Advantages use of synthetic amino acids in pig diet:
Use of synthetic amino acids lowers the crude protein level of the diet. Synthetic lysine is almost always an economical addition to swine diets, but prices vary between synthetics and one may be economical while another may not at a given price. Nitrogen excretion and ammonia emissions are reduced as greater levels of synthetic amino acids are used in the diet and relative crude protein levels decrease. The net energy level of the diet also increases as grain and synthetic amino acids replace protein sources in the diet.

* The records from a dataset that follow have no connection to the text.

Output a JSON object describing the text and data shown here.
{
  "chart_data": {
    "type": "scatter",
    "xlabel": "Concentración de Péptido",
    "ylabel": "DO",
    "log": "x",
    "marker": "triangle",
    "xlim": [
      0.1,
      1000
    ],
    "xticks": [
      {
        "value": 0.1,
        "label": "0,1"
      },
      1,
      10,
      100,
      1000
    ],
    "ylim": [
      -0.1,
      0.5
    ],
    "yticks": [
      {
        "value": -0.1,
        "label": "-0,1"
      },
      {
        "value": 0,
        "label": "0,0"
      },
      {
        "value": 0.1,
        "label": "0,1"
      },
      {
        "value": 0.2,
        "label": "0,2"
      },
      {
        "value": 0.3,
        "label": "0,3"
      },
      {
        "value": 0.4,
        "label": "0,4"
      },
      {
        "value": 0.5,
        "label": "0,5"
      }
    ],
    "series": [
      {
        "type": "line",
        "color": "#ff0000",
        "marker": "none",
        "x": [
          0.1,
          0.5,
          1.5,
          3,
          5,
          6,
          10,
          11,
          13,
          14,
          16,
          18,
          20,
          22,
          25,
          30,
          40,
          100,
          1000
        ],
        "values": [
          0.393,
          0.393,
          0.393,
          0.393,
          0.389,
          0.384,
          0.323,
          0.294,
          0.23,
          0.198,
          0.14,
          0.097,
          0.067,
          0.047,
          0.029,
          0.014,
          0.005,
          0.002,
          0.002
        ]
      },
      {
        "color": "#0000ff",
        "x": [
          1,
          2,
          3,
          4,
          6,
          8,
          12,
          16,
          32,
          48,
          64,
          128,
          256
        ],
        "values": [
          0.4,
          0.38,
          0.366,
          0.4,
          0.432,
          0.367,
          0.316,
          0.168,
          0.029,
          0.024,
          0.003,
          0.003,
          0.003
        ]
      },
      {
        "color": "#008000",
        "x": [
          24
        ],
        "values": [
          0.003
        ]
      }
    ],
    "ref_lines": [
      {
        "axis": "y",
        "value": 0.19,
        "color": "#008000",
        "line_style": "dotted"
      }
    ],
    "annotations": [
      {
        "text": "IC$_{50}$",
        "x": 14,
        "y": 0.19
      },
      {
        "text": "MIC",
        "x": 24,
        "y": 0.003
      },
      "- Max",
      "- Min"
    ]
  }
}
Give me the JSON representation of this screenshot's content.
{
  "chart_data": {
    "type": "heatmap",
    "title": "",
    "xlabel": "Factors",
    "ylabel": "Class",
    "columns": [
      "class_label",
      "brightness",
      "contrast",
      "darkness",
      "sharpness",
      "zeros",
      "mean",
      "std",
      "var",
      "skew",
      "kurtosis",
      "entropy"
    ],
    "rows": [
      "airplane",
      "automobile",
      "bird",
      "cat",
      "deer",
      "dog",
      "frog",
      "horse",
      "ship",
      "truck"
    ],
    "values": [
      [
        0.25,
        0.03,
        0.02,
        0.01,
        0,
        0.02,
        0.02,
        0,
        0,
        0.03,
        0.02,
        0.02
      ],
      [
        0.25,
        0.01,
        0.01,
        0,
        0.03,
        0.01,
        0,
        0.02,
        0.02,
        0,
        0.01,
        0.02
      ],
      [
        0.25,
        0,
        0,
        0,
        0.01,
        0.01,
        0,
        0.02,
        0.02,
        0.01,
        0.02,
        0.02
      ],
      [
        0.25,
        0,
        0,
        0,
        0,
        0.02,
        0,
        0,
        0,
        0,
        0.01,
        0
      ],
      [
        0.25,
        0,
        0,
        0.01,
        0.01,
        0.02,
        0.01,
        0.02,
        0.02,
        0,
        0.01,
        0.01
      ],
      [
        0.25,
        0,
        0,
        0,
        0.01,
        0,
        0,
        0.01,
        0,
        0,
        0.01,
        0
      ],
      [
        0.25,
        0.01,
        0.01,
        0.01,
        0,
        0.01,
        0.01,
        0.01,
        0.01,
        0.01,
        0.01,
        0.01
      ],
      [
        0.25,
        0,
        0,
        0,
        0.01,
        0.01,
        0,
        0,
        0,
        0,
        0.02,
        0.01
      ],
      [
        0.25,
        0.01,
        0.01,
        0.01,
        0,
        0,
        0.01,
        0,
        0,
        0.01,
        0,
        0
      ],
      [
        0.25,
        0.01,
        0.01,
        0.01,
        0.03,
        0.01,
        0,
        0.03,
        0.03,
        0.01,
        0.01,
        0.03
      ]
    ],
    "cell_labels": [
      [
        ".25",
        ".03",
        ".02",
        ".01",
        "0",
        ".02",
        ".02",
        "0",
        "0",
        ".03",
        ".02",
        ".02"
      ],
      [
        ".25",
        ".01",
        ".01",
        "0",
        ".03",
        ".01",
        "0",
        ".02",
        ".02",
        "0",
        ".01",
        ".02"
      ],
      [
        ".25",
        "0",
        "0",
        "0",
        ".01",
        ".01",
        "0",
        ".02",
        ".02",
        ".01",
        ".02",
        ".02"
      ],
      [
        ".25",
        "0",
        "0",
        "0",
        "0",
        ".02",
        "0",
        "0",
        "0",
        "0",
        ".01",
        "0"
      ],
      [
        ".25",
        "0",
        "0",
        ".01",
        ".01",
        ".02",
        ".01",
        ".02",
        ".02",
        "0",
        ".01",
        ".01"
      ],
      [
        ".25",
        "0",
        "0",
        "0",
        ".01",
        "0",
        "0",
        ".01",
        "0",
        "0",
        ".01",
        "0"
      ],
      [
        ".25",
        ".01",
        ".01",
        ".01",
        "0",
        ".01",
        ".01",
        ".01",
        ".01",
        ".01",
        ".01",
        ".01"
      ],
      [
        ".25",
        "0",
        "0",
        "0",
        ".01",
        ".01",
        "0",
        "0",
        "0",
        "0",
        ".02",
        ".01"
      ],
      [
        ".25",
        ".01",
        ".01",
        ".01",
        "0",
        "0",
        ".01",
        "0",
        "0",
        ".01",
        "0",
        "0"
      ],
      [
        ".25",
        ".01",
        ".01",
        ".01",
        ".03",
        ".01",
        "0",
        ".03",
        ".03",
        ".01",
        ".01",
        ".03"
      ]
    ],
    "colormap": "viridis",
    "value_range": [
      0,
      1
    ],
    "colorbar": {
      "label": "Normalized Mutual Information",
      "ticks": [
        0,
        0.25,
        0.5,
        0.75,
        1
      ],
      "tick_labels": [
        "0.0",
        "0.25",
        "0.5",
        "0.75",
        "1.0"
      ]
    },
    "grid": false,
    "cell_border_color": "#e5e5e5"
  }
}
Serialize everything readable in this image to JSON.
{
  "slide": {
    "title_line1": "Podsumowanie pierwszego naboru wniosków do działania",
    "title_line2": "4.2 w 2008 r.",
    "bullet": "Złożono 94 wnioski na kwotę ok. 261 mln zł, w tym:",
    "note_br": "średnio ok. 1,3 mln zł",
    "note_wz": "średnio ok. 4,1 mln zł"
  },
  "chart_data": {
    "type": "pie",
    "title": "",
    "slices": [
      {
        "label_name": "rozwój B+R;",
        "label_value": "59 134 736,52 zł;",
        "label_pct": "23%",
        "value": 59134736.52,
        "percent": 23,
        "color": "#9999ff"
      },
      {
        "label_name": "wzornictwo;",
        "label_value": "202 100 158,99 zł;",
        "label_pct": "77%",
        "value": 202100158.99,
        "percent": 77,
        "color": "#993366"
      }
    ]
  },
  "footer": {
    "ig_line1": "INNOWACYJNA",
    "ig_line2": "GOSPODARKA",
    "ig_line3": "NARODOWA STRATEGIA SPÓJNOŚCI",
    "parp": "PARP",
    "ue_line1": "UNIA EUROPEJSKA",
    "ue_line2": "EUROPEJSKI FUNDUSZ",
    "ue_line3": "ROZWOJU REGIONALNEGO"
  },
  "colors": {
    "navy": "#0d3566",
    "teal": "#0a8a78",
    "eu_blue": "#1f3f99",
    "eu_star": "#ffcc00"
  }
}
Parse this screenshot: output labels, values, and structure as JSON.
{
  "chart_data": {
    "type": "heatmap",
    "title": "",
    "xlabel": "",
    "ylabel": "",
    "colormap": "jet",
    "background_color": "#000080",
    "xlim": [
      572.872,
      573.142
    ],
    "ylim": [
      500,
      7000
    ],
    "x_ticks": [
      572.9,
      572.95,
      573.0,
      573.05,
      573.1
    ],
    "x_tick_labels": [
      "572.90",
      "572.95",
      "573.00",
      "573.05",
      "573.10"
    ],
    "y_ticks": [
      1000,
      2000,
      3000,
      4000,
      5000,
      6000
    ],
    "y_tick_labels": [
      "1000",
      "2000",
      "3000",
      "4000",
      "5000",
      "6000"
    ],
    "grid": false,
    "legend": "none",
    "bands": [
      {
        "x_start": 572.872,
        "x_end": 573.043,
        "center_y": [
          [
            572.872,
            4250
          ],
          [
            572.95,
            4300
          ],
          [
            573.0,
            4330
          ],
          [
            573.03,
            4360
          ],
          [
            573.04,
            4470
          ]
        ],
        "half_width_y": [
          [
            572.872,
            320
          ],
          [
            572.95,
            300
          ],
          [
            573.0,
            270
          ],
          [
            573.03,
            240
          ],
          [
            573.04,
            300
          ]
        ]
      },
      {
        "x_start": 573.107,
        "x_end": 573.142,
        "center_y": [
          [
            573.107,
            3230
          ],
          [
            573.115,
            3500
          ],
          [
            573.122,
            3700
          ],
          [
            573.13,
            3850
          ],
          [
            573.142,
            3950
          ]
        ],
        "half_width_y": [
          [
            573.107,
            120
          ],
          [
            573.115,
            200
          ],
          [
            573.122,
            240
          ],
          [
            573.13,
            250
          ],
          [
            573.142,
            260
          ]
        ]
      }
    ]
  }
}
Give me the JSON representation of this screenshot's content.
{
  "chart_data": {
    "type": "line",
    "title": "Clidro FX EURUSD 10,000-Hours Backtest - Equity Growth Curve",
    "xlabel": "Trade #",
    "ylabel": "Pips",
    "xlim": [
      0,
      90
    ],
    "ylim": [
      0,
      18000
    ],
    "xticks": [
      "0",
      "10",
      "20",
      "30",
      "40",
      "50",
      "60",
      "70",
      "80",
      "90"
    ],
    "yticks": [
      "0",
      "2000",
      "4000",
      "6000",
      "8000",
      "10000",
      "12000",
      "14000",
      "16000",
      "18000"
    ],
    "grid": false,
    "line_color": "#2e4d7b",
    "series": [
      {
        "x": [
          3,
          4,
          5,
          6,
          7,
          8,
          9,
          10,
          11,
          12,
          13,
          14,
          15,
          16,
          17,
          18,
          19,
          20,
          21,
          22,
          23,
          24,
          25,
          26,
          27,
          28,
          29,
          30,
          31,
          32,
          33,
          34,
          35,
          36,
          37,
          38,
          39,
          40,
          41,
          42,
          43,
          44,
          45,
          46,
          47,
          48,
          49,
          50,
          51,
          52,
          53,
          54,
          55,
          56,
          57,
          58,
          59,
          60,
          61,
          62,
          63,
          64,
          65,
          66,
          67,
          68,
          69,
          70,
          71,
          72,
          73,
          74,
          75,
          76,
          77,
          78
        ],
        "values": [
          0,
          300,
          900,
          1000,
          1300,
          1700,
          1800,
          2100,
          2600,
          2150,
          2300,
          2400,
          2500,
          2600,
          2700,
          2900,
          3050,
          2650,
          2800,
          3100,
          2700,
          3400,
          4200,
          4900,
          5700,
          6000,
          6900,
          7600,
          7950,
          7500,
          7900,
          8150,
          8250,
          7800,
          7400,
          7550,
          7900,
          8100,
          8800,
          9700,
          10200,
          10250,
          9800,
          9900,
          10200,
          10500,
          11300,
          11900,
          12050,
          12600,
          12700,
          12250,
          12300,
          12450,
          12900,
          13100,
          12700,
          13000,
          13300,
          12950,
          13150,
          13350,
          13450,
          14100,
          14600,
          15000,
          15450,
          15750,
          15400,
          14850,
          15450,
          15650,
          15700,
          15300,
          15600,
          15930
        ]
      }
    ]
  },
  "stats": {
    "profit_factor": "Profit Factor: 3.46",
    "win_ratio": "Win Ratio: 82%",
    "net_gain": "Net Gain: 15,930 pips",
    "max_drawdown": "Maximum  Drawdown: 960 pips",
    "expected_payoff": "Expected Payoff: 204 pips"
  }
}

Disadvantages use of synthetic amino acids in pig diet:
Most synthetic amino acids are available in dry or liquid forms. In order to use liquid forms, pumps and metering devices are required. Te dry forms are free ?owing and do not pose great handling concerns and are relatively stable during storage. Because of the precision required with low inclusion rates of some amino acids, accurate scales and mixing equipment are required for their use.
References:
Brasse-Lagnel C, Lavoinne A, Husson A. 2009. Control of mammalian gene expression by amino acids, especially glutamine. FEBS J. 276:1826–44.
Carter, S.D. et al. 1996. J. Anim. Sci. 76(Suppl. 1):170.
Wu G, 2010. Functional amino Acids in growth, reproduction, and health. Advances in Nutrition. 1: 31-37
Wu G . 2009. Amino acids: metabolism, functions, and nutrition. Amino Acids. 37:1–17.
Wu G, Bazer FW, Davis TA, Kim SW,Li P, Rhoads JM, Satterfield MC, Smith SB, Spencer TE, 2009. Arginine metabolism and nutrition in growth, health and disease. Amino Acids.37:153–68.
Wu G, Knabe DA, Kim SW. 2004. Arginine nutrition in neonatal pigs. J. Nutr.134:S2783–90.
Yao K, Yin YL, Chu WY, Liu ZQ, Deng D, Li TJ, Huang RL, Zhang JS, Tan BE,2008. Dietary arginine supplementation increases mTOR signaling activity in skeletal muscle of neonatal pigs. J Nutr. 138:867–72.